With little–or no–opportunities in Congress, where does that leave civil libertarians? Where they have had most of their successes–the courts. Civil-liberties organizations are plotting legal strategies and seeking appropriate cases to bring. The Center for Democracy and Technology is trying to determine whether any Internet service provider has received an overly broad government order instructing it to hand over electronic records of a customer. A lawsuit could proceed only if the ISP were willing to go public and confront the government. "We're still piecing together how the new surveillance authorities are being exercised," says James Dempsey, the center's deputy director. The ACLU is examining litigation options concerning increased secrecy within immigration proceedings. People for the American Way, the National Association of Criminal Defense Lawyers and the ACLU are exploring the possibility of challenging the Ashcroft order that permits the government to monitor conversations between detainees and attorneys. Other outfits are pondering court actions aimed at the military tribunals. (Since releasing the order authorizing these tribunals, the Administration, probably in response to criticism from lawmakers and commentators, has said the tribunals would be used more narrowly than the order permits. If the pending regulations for the tribunals reflect these promises, a legal challenge could be more difficult.) Attorneys representing detainees are weighing habeus corpus or wrongful-imprisonment suits. The Center for National Security Studies, the Electronic Privacy Information Center and seventeen other groups filed a Freedom of Information Act lawsuit against the Justice Department seeking information on the more than 1,000 individuals arrested or detained after September 11 (including their names).
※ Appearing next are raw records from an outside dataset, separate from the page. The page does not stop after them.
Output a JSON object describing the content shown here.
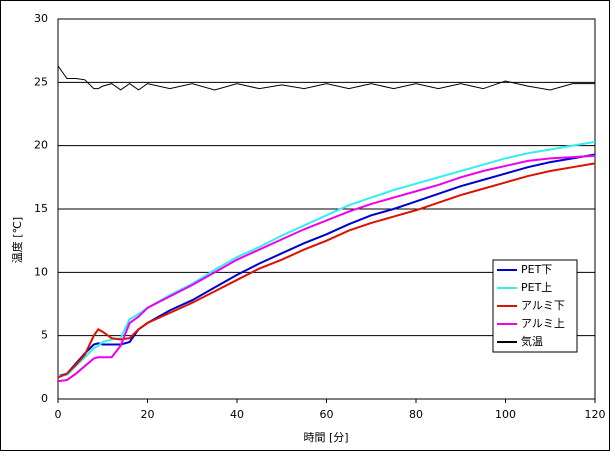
{
  "chart_data": {
    "type": "line",
    "xlabel": "時間 [分]",
    "ylabel": "温度 [℃]",
    "x": [
      0,
      2,
      4,
      6,
      8,
      9,
      10,
      12,
      14,
      16,
      18,
      20,
      25,
      30,
      35,
      40,
      45,
      50,
      55,
      60,
      65,
      70,
      75,
      80,
      85,
      90,
      95,
      100,
      105,
      110,
      115,
      120
    ],
    "series": [
      {
        "name": "PET下",
        "color": "#0000cc",
        "values": [
          1.8,
          2.0,
          2.8,
          3.6,
          4.3,
          4.4,
          4.3,
          4.3,
          4.3,
          4.5,
          5.5,
          6.0,
          7.0,
          7.8,
          8.8,
          9.8,
          10.7,
          11.5,
          12.3,
          13.0,
          13.8,
          14.5,
          15.0,
          15.6,
          16.2,
          16.8,
          17.3,
          17.8,
          18.3,
          18.7,
          19.0,
          19.3
        ]
      },
      {
        "name": "PET上",
        "color": "#33eeee",
        "values": [
          1.8,
          1.9,
          2.6,
          3.3,
          4.0,
          4.2,
          4.5,
          4.7,
          4.8,
          6.3,
          6.7,
          7.2,
          8.2,
          9.1,
          10.2,
          11.2,
          12.0,
          12.9,
          13.7,
          14.5,
          15.3,
          15.9,
          16.5,
          17.0,
          17.5,
          18.0,
          18.5,
          19.0,
          19.4,
          19.7,
          20.0,
          20.3
        ]
      },
      {
        "name": "アルミ下",
        "color": "#dd1100",
        "values": [
          1.7,
          2.0,
          2.7,
          3.5,
          5.0,
          5.5,
          5.3,
          4.8,
          4.7,
          4.8,
          5.5,
          6.0,
          6.8,
          7.6,
          8.5,
          9.4,
          10.3,
          11.0,
          11.8,
          12.5,
          13.3,
          13.9,
          14.4,
          14.9,
          15.5,
          16.1,
          16.6,
          17.1,
          17.6,
          18.0,
          18.3,
          18.6
        ]
      },
      {
        "name": "アルミ上",
        "color": "#ee00ee",
        "values": [
          1.4,
          1.5,
          2.0,
          2.6,
          3.2,
          3.3,
          3.3,
          3.3,
          4.2,
          6.0,
          6.5,
          7.2,
          8.1,
          9.0,
          10.0,
          11.0,
          11.8,
          12.6,
          13.4,
          14.1,
          14.8,
          15.4,
          15.9,
          16.4,
          16.9,
          17.5,
          18.0,
          18.4,
          18.8,
          19.0,
          19.1,
          19.2
        ]
      },
      {
        "name": "気温",
        "color": "#000000",
        "values": [
          26.3,
          25.3,
          25.3,
          25.2,
          24.5,
          24.5,
          24.7,
          24.9,
          24.4,
          24.9,
          24.4,
          24.9,
          24.5,
          24.9,
          24.4,
          24.9,
          24.5,
          24.8,
          24.5,
          24.9,
          24.5,
          24.9,
          24.5,
          24.9,
          24.5,
          24.9,
          24.5,
          25.1,
          24.7,
          24.4,
          24.9,
          24.9
        ]
      }
    ],
    "xlim": [
      0,
      120
    ],
    "xticks": [
      0,
      20,
      40,
      60,
      80,
      100,
      120
    ],
    "ylim": [
      0,
      30
    ],
    "yticks": [
      0,
      5,
      10,
      15,
      20,
      25,
      30
    ],
    "grid": true,
    "legend": "lower right"
  }
}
The Nation is a plaintiff in that case.

"This stuff can take time to develop," says Dempsey. "For four years, civil-liberties lawyers fought the use of secret evidence in immigration proceedings. It led to no direct policy change, but in instance after instance, they tore the government's case to shreds, and prior to September 11, the government was asserting secret claims less so." Yet quasi-victory was fleeting; after September 11, the Justice Department has pushed for greater use of secret evidence.

Ashcroft and the Bush Administration may well be emboldened by his visit to the Judiciary Committee. After all, not one senator asked Ashcroft about news reports he was planning to ease decades-old restrictions on FBI spying on domestic religious and political organizations. The senators and Ashcroft certainly realize that in wartime the court of public opinion is not kind to civil liberties. Civil libertarians know this, too. So other courts will have to do. "The Attorney General, in defending his policies, says there have been no lawsuits," notes Anthony Romero, the executive director of the ACLU. "He should hold on to his horses. They're coming."